With assembly clearly unprofitable, he closed both Christchurch and Thames plants, reduced staff numbers by over 80 per cent, relocated the head office to Palmerston North - and refocused on used vehicle imports.

These changes may have left Toyota NZ a shadow of its former self, yet the company keeps on delivering awards and milestones.

As well as selling 16,000 new cars annually, the company is now the country's single largest importer of used vehicles.

Two thirds of the 6,000 used vehicles Toyota NZ sells annually are marketed under the Toyota Signature Class brand.

Faced with the lowest prices of any car market anywhere, it took Field about five years to make the Signature Class operation profitable. But by adhering to the principles of Theory C, he knew the rewards would finally follow.

Small its staff numbers might be - 180 nationally - but Toyota NZ repeatedly tops "best place to work" surveys. Its customer dialogue centre has also won the top call centre award three years running.

So why has Theory C been so successful? A potpourri of best principles globally and Kiwi-styled Japanese quality management manufacturing processes, Field's management thinking was fashioned by his years of on-the-job training.

After graduating with a commerce degree from Canterbury University in 1967, a 10-year stint at Ford here, in the UK and Australia showed Field the value of learning by observing what goes wrong.

"Too many CEOs today are over-playing the knowledge-is-power card," he says. "It's sharing the knowledge that get results. Our ability to outperform our contemporaries around the world has had a lot to do with self-help and on-the-job training - combined with sound human values." He hopes Toyota NZ's success will signal to other businesses that home-grown talent can create a global best-practice environment without the ivy league management-speak. Underscoring Toyota NZ's corporate culture are three key mantras:

* Empower people to learn by their mistakes on the job.

* Drive fear out of the workplace.

* Create a team environment with honest communication and mutual respect.

To help stabilise management thinking, Field has overlaid Theory C with key balances.

These balances are expected to add judgment to the decision-making process. Having been an industry leader for so long, he believes the best way to avoid becoming arrogant and making mistakes is to balance pride with humility.

Similarly, while Field wants staff to work as if they part-own the business, he says it's important to balance control with autonomy.

A lot of Field's Theory C centres around a competitive team spirit.

In fact, to do well in this business, he says staff need to get an adrenaline rush from winning. Like its competitors, Toyota NZ starts each month with no runs on the board.

As in sport, they know who's winning or losing and can analyse why.

"That's why company success is a team effort," says Field. "Living the team ethic is all about having fun. At monthly meetings, staff are required to be both informative and humorous.

"In recognition of team achievement we celebrate success together, Christmas bonuses are based on the performance of all three divisions" - new, used and after-sales service.

Despite his 20-year reign at Toyota NZ, Field doesn't see himself as a caretaker CEO.

Nor does he subscribe to the view that companies need to change CEO every three years to create new ideas.

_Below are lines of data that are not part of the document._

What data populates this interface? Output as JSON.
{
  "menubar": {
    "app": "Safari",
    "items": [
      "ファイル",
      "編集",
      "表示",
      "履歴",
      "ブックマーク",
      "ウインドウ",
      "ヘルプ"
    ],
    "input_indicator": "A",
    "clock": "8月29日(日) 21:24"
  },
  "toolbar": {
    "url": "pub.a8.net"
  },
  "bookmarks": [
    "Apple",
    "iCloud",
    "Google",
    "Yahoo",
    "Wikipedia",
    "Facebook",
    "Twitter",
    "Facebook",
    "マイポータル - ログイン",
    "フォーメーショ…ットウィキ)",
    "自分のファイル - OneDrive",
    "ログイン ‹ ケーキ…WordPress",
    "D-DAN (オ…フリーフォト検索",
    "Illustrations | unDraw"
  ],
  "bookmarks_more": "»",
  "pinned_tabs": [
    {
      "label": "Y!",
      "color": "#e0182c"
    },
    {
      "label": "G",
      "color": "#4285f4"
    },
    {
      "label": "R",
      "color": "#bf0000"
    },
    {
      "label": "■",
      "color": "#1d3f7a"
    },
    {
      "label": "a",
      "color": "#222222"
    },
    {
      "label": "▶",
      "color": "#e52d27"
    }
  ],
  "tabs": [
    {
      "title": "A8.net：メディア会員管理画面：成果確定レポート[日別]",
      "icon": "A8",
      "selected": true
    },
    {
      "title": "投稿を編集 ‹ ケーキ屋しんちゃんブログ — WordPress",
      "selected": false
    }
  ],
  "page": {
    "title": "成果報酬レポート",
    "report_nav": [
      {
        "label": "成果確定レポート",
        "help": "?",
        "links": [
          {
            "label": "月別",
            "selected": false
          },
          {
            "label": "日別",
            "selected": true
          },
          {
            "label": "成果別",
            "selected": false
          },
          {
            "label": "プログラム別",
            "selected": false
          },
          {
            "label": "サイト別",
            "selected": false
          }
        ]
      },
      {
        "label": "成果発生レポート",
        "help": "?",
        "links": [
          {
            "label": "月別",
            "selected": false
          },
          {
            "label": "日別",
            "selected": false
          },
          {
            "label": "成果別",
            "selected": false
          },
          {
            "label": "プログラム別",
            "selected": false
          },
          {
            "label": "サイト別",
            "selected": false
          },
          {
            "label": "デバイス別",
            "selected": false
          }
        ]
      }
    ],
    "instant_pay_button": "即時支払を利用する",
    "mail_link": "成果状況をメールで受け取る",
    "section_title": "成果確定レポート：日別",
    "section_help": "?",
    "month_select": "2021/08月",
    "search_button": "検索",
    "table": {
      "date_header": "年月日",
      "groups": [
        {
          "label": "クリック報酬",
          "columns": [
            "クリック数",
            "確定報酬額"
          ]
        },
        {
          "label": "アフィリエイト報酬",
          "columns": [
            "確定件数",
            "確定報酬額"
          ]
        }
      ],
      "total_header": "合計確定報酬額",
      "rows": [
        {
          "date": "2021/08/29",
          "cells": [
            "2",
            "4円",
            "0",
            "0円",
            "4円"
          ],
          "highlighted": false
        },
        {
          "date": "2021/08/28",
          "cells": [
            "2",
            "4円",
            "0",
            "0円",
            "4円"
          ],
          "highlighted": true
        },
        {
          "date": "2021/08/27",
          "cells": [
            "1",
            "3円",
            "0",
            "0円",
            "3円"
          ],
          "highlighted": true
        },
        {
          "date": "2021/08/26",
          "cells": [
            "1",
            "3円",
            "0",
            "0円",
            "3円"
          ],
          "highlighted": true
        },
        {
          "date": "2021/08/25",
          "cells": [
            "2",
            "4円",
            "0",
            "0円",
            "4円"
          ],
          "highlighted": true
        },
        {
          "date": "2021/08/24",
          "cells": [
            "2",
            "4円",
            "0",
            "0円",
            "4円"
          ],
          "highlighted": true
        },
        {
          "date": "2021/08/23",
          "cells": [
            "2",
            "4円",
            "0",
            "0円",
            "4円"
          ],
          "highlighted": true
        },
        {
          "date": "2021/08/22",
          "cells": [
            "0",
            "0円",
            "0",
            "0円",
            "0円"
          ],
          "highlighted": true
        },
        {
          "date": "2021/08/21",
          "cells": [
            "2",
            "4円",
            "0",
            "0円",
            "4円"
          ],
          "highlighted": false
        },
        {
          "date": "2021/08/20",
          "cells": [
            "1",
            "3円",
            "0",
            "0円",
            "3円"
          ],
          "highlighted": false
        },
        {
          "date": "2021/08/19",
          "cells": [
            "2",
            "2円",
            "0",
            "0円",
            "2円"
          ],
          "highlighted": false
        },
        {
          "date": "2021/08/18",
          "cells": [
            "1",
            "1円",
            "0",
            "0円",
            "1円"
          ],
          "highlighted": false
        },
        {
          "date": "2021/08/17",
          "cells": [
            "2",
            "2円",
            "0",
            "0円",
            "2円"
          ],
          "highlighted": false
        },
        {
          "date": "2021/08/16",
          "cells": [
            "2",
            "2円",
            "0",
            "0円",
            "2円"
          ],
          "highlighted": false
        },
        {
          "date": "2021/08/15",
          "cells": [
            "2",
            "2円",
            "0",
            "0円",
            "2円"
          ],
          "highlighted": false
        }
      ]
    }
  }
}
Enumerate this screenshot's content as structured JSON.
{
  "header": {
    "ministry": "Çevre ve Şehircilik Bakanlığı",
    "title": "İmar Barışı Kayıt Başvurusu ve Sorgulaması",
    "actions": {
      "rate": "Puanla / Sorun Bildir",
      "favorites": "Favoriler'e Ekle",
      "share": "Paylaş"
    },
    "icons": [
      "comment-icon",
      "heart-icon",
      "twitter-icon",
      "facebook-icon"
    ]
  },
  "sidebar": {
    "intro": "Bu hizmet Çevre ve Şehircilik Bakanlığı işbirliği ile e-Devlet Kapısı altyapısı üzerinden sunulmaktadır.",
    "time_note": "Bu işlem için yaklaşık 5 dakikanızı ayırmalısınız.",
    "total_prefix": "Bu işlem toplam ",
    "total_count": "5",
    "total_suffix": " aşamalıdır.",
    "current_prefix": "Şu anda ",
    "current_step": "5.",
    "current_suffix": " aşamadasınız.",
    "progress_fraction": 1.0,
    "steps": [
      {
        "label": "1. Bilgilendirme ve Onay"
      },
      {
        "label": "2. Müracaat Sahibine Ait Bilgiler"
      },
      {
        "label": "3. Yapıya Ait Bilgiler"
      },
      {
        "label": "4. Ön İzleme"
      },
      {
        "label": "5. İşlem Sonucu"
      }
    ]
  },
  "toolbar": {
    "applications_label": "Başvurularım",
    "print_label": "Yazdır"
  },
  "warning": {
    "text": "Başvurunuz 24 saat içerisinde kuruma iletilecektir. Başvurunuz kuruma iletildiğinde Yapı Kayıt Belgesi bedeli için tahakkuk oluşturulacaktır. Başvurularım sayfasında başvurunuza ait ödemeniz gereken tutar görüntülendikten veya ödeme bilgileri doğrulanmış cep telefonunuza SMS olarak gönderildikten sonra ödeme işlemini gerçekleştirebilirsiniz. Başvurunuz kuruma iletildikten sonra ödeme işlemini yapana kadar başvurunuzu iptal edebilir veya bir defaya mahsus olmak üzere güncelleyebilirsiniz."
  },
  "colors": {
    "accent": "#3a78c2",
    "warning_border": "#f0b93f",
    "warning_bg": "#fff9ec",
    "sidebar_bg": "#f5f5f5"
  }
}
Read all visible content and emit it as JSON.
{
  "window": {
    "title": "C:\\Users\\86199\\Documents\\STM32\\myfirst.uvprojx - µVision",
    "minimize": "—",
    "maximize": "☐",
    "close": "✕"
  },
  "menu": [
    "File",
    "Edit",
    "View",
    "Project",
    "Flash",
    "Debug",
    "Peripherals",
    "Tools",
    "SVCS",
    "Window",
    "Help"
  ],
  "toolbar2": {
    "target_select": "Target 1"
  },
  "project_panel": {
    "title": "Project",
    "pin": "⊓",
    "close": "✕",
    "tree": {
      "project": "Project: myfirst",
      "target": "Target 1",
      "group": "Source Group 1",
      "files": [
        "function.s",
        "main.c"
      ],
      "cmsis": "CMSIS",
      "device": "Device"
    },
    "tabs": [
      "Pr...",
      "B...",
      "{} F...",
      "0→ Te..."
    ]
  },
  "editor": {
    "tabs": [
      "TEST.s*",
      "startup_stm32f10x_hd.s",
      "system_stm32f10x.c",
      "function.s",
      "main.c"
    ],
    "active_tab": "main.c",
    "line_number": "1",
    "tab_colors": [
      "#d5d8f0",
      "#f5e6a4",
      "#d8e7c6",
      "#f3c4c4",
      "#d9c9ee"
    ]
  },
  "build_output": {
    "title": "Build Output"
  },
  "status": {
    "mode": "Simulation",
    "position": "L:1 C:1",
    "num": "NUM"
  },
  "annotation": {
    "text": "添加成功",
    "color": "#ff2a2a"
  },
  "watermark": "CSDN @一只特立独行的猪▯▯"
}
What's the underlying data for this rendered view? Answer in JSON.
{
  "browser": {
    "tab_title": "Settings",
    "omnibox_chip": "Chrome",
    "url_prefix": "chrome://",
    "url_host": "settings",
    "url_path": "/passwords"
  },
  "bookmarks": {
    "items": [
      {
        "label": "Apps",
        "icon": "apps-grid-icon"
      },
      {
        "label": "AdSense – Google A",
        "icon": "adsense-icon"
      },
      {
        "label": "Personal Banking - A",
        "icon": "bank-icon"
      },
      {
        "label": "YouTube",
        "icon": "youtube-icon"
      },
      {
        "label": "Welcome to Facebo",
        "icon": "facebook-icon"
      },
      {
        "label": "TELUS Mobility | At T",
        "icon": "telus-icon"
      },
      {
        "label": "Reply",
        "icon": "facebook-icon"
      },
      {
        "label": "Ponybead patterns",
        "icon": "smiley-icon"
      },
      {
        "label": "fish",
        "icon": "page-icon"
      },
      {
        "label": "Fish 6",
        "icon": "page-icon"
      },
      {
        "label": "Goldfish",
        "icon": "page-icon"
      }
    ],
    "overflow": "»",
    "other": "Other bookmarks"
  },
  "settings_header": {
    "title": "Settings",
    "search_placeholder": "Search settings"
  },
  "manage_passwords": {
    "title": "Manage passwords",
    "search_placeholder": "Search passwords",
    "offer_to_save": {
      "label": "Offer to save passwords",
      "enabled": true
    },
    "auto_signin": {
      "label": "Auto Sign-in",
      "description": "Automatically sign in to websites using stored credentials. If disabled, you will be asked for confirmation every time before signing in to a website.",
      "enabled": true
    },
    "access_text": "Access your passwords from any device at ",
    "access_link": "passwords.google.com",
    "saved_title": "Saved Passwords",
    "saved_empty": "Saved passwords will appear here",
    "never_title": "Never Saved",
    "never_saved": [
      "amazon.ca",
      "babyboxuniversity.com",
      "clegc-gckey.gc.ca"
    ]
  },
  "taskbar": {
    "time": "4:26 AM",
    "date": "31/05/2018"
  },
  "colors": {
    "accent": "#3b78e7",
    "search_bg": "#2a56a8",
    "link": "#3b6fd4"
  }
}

"A CEO is only as powerful as their team. The measure of a CEO's success is how long it takes to develop sustainable cultural change," says Field.

He wants to be the best in everything and has robust targets to grow the parts and used vehicle sales. But he admits there's an area where Toyota NZ fails to deliver.

Employees don't rank the company highly in the opportunity-for-advancement stakes.

"With so many long-serving employees, the only opportunity for advancement is if I or others within my senior team get run over by a bus," says Field.

But what Toyota NZ lacks in career advancement, Field says the company compensates for as an incubator of young talent.

While the company can't satisfy ambitious people, Field tries to create a springboard for career advancement by teaching the values of self-development.

"We don't expect people to come into the company and wait to be trained before they can contribute," he says.

"It's all about learning by doing and letting people make mistakes."